BaseGCNStack

class openff.nagl.nn.gcn.BaseGCNStack(*args, _is_dgl: bool = False, **kwargs)[source]

Bases: ModuleList, Generic[GCNLayerType], ContainsLayersMixin, ABC

A wrapper around a stack of GCN graph convolutional layers.

Note:

This class is based on the dgllife.model.SAGEConv module.

Methods

append_gcn_layer

Add a new layer to the stack.

create_gcn_layer

Create a new GCN layer.

forward

Update node representations.

reset_parameters

Reinitialize model parameters.

with_layers

Create this model with layers with the specified parameters.

Attributes

available_aggregator_types

The aggregator options to use for the GCN layers.

default_activation_function

The aggregator options to use for the GCN layers.

default_aggregator_type

The aggregator options to use for the GCN layers.

default_dropout

The aggregator options to use for the GCN layers.

name

training

append_gcn_layer(n_output_features: int, n_input_features: int | None = None, aggregator_type: str | None = None, dropout: float | None = None, activation_function: ActivationFunction | None = None)[source]

Add a new layer to the stack.

abstract property available_aggregator_types

The aggregator options to use for the GCN layers.

classmethod create_gcn_layer(n_input_features: int, n_output_features: int, aggregator_type: str | None = None, dropout: float | None = None, activation_function: ActivationFunction | None = None, **kwargs) GCNLayerType[source]

Create a new GCN layer.

abstract property default_activation_function

The aggregator options to use for the GCN layers.

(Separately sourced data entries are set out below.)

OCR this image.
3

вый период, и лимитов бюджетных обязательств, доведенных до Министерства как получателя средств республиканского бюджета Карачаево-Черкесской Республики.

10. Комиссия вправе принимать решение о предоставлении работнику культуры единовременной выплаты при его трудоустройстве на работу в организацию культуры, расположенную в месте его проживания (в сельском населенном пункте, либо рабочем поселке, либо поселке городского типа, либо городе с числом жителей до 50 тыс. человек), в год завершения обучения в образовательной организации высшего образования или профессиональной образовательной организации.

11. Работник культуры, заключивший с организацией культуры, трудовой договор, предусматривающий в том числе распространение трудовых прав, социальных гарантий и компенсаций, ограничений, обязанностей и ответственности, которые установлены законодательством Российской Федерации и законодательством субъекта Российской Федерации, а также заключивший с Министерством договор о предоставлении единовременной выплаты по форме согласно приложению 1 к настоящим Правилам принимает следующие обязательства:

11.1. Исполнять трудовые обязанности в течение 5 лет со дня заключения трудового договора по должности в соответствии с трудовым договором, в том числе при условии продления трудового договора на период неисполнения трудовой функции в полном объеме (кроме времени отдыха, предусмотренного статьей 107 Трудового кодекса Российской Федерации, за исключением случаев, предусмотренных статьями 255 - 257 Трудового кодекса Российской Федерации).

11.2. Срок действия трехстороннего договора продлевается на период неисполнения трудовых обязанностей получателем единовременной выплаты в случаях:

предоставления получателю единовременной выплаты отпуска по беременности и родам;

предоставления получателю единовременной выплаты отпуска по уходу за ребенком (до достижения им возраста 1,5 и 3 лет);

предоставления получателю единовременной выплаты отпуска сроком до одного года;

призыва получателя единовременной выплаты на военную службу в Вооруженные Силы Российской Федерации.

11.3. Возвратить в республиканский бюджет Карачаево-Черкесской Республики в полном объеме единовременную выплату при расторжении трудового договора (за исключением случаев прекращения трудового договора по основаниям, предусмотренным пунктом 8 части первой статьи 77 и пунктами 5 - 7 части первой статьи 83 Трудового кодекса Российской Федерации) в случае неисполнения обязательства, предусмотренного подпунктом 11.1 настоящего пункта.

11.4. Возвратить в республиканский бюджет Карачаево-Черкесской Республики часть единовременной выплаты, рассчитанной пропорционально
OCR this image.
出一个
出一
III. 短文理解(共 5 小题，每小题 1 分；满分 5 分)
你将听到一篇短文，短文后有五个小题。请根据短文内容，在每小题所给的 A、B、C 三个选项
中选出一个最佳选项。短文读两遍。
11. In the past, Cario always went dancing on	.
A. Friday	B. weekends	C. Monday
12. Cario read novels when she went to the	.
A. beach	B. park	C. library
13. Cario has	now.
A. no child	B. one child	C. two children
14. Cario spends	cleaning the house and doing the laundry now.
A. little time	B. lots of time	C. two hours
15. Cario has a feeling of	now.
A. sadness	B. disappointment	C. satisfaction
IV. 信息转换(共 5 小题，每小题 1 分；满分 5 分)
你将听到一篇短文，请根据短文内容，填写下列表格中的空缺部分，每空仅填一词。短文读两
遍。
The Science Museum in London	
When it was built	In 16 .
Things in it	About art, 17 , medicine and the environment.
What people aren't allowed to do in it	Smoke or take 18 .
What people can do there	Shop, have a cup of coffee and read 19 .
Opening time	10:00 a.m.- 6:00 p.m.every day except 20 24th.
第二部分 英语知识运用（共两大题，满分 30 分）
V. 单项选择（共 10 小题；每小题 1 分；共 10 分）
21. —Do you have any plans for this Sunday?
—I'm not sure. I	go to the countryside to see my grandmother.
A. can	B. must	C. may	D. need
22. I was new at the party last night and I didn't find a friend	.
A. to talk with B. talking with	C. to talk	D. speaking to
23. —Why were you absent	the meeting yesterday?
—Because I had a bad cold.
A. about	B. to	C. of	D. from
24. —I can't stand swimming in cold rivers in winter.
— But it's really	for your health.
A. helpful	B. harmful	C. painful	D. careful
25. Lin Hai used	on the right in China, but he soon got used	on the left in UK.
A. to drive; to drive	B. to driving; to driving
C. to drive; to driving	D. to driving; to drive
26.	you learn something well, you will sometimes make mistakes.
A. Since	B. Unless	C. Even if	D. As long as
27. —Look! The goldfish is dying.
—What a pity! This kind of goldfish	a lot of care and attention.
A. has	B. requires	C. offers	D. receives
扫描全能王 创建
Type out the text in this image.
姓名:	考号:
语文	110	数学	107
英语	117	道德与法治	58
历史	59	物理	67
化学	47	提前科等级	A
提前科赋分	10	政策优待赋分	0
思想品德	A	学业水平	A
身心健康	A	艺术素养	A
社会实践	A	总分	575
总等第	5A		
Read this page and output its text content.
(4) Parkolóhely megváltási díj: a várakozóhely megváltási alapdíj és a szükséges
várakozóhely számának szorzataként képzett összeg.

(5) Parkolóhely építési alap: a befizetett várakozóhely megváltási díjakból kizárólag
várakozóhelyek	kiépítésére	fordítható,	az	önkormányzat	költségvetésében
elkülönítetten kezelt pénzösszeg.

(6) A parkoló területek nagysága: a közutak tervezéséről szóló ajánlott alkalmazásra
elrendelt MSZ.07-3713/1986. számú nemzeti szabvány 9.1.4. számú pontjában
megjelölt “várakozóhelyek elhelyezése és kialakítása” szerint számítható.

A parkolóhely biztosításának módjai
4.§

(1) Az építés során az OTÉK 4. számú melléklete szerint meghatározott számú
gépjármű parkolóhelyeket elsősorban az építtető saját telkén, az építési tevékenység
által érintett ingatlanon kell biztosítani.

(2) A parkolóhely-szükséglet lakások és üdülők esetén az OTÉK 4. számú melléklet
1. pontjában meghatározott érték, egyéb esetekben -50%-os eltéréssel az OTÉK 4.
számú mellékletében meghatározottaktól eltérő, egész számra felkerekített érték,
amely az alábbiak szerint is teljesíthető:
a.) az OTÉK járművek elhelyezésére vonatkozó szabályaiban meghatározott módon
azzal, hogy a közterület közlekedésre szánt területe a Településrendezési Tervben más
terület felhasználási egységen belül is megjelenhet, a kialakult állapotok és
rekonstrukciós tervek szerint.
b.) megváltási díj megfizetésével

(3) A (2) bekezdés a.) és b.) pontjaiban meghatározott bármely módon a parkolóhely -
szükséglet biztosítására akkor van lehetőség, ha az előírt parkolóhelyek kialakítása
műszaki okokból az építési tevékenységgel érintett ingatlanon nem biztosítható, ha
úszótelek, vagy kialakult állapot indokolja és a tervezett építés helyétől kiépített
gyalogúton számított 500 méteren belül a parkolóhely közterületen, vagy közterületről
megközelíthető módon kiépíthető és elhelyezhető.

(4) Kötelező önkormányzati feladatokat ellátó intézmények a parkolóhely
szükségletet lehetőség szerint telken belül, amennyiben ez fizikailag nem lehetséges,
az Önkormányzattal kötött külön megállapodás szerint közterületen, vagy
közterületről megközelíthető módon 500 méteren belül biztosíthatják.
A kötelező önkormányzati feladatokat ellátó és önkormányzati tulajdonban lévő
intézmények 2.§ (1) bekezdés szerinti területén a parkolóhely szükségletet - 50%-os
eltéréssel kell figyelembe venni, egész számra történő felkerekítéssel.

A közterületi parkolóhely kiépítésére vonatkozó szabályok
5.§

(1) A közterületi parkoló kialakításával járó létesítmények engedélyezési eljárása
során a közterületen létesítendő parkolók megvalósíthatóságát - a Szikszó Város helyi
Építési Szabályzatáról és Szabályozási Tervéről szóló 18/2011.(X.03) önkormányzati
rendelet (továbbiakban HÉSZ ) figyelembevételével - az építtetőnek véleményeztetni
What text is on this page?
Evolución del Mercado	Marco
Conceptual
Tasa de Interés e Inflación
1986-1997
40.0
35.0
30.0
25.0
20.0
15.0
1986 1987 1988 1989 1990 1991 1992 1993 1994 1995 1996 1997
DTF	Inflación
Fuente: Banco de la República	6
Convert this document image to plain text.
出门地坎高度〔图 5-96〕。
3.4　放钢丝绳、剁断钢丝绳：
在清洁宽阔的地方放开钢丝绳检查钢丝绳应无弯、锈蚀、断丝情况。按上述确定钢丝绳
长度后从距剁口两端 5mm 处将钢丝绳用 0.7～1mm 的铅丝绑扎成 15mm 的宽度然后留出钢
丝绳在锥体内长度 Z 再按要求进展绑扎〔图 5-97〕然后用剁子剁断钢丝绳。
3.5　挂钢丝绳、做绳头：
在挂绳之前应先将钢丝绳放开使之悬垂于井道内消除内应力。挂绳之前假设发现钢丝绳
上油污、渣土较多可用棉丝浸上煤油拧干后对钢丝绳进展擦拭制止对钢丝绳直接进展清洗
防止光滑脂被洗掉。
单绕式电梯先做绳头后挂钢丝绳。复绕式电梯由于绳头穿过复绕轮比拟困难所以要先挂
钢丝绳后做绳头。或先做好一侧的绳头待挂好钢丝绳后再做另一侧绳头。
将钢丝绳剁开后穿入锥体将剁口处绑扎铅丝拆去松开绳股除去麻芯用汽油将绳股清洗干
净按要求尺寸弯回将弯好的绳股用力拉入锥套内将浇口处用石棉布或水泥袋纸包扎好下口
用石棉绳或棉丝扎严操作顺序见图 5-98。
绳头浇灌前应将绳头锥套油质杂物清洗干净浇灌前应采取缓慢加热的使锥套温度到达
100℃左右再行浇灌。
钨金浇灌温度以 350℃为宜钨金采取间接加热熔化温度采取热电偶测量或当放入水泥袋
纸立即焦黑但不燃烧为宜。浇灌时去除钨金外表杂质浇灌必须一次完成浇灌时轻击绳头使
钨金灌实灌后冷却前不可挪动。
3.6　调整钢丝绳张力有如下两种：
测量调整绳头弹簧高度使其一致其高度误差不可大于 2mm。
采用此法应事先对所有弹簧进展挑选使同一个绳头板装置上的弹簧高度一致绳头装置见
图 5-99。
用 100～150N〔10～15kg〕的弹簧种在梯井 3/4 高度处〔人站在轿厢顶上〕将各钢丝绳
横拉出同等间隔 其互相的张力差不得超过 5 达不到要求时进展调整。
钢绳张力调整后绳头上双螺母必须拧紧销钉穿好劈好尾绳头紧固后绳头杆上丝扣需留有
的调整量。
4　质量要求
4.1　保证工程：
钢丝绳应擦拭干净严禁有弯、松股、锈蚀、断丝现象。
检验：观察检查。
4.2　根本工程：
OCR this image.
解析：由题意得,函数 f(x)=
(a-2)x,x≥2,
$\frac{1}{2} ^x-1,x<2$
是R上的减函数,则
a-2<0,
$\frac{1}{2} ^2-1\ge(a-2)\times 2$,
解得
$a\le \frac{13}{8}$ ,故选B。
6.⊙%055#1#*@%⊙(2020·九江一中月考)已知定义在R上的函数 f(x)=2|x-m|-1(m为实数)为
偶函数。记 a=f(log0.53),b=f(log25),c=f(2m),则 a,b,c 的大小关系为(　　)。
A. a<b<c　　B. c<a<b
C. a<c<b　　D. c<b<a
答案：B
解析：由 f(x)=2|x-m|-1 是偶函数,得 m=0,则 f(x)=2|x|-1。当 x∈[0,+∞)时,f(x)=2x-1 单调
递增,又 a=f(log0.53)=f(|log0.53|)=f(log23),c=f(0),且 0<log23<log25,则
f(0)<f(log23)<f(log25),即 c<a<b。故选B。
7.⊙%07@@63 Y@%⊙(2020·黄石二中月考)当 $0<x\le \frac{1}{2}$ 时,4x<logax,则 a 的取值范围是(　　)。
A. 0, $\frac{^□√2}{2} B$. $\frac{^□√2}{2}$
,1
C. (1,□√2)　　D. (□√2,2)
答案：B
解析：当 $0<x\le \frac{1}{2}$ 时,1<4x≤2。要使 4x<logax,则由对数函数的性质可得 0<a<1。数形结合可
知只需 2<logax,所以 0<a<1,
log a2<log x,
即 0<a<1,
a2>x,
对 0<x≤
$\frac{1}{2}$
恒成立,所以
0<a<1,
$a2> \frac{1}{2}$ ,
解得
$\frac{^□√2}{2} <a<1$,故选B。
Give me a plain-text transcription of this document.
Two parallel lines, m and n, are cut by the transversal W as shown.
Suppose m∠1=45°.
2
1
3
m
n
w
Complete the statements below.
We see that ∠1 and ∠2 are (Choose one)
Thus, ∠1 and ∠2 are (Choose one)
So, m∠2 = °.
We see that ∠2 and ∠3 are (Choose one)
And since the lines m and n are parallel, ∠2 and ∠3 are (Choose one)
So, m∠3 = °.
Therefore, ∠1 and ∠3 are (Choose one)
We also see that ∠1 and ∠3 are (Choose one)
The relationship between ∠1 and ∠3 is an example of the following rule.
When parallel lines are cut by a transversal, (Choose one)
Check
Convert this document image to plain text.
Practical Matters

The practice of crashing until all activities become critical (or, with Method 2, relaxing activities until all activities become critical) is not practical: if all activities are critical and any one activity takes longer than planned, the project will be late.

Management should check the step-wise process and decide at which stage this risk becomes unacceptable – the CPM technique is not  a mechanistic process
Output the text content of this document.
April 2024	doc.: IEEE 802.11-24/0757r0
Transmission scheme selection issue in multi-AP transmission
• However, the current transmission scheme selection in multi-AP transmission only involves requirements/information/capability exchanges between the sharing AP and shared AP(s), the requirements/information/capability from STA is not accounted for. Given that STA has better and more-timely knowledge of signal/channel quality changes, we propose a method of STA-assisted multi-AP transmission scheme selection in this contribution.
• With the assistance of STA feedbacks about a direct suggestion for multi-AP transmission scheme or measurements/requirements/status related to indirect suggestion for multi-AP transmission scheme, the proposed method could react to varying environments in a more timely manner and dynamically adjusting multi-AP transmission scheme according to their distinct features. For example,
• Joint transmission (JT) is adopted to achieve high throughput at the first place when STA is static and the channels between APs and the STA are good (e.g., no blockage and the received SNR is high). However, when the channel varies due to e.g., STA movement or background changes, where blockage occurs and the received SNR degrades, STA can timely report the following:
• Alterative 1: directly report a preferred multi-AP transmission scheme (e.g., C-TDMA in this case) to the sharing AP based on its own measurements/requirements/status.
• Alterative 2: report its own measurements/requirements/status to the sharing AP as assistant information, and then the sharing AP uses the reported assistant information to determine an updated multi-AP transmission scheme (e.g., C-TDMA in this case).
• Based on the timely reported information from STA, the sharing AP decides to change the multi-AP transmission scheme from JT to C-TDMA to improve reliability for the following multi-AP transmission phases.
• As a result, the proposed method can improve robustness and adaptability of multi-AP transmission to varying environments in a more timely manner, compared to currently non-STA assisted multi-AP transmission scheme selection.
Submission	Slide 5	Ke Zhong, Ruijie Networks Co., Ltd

abstract property default_aggregator_type

The aggregator options to use for the GCN layers.

abstract property default_dropout

The aggregator options to use for the GCN layers.

forward(graph, inputs: Tensor) Tensor[source]

Update node representations.

Args:

graph: The batch of graphs to operate on. inputs: The inputs to the layers with shape=(n_nodes, in_feats).

Returns

The output hidden features with shape=(n_nodes, hidden_feats[-1]).

abstract property name
reset_parameters()[source]

Reinitialize model parameters.

classmethod with_layers(n_input_features: int, hidden_feature_sizes: List[int], layer_activation_functions: List[ActivationFunction] | None = None, layer_dropout: List[float] | None = None, layer_aggregator_types: List[str] | None = None)[source]

Create this model with layers with the specified parameters.